Mormons and Wild Geese

Mormons and Wild Geese

The first line of Mary Oliver’s poem “Wild Geese” seems as at odds with Mormonism as anything can be. “You do not have to be good,” she states.

What’s that? It sounds an awfully lot like sacrilege. Of course we have to be good. Jesus admonished us to become perfect, and not only do we have the 10 commandments of other Bible-believers, we have a strict health code, a tithing requirement, and obligatory church attendance. A Latter-day Saint’s entire identity can be wrapped up in the necessity of being good. From choosing baptism and choosing the right in Primary, to serving a mission and serving our fellow man as a young adult, to marrying the right person at the right time in the right place — doing good is in our genes, and necessary for our salvation.

Nonetheless. “You do not have to be good,” Mary Oliver insists.

You do not have to be good.
You do not have to walk on your knees
for a hundred miles through the desert repenting.
You only have to let the soft animal of your body
love what it loves.
Tell me about despair, yours, and I will tell you mine.
Meanwhile the world goes on.
Meanwhile the sun and the clear pebbles of the rain
are moving across the landscapes,
over the prairies and the deep trees,
the mountains and the rivers.
Meanwhile the wild geese, high in the clean blue air,
are heading home again.
Whoever you are, no matter how lonely,
the world offers itself to your imagination,
calls to you like the wild geese, harsh and exciting
over and over announcing your place
in the family of things.

This poem appeals to me, even as I distrust its message. My sins, misdeeds, and foibles seem so present, so difficult to discard. Surely I must walk on my knees for a hundred miles through the desert repenting, to shed their sticky influence.

I came of age in a works-oriented Church. A seminary video showed spiritual crocodiles lying in wait, ready to snatch the unwary in their powerful jaws. In another, a stern taskmaster into whose debt the profligate had fallen was paid off by a mediator who gave slightly less impossible terms for forgiveness.  Truly we are redeemed by the atoning blood of the Savior of the world, my leaders taught, but only after each person has done all he can to work out his own salvation.

Indeed, what would happen if I let the soft animal of my body love what it loves? Wouldn’t it love too many candy bars? Would it love expensive clothing over helping the poor? What if it loved sleeping in more than teaching my primary class or holding down a responsible job?
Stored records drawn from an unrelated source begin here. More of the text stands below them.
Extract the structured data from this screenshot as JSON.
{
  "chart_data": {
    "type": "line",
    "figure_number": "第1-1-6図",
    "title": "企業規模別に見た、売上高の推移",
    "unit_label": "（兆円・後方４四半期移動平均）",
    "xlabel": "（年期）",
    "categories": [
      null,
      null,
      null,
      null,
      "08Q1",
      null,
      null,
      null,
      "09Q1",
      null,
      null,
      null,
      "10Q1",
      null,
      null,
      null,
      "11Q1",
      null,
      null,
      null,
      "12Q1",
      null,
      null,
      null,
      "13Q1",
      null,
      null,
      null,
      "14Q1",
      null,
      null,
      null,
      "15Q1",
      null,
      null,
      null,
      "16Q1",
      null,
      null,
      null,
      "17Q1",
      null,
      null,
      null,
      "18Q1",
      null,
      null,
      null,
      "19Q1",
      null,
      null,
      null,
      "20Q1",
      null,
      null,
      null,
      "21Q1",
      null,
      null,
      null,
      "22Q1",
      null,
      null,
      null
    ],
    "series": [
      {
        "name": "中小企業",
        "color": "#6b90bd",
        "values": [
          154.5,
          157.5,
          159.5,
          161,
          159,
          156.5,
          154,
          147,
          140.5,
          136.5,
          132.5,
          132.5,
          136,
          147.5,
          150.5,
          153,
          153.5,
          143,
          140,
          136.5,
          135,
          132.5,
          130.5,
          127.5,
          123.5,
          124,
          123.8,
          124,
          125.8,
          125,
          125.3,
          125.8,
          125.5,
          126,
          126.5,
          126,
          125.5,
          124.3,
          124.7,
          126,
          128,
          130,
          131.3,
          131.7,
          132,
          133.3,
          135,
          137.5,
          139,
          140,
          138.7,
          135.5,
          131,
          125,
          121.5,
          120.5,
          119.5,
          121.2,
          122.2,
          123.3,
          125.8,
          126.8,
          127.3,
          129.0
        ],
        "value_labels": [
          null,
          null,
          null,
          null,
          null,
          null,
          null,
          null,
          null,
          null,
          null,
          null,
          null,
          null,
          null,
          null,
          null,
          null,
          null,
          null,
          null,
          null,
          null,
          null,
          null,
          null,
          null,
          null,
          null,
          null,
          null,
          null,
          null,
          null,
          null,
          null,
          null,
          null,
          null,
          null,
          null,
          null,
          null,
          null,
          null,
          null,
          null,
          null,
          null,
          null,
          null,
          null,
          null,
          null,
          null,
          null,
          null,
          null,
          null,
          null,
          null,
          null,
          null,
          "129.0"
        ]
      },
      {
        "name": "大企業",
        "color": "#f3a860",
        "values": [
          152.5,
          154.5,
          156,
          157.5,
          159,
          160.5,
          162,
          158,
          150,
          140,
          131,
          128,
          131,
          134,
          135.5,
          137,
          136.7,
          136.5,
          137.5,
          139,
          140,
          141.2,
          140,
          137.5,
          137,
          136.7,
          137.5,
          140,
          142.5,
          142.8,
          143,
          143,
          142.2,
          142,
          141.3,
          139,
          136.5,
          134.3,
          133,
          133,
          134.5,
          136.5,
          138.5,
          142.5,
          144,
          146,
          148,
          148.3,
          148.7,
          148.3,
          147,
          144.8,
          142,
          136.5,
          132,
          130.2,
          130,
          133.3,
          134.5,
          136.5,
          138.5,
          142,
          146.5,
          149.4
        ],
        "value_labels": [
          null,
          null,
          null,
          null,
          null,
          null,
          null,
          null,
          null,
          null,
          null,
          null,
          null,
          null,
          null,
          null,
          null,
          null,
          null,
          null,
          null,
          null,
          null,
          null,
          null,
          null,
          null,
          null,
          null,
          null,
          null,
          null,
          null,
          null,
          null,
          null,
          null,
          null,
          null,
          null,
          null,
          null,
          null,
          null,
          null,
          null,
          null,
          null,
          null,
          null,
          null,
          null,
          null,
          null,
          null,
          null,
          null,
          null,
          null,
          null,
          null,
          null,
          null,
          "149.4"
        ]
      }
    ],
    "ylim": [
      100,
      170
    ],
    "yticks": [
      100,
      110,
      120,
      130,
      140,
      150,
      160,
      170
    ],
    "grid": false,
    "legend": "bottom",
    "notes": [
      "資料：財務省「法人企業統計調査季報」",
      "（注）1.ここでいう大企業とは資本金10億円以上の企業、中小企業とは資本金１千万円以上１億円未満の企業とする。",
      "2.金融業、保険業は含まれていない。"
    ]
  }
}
Meanwhile, wild geese fly home in the clear sky. Meanwhile, Mormon revisionist theologians recast our key scriptures into something resembling evangelical Christianity. 2 Nephi 25:23 can now be understood to mean that grace is offered in spite of all the conditions that we can’t fulfill. But do we dare soften our doctrine so much? Do we risk stepping out of the heat of the blistering desert sun under the watchful eyes of our stoic pioneer ancestors?

Mary Oliver: Yes, I am lonely. Yes, I have my despair to tell. And yes, this proposition calls to me, like the insistent sound of the wild geese. What if I do not have to be good? If I really didn’t have to…

would I choose to be good anyway, just for the love of it?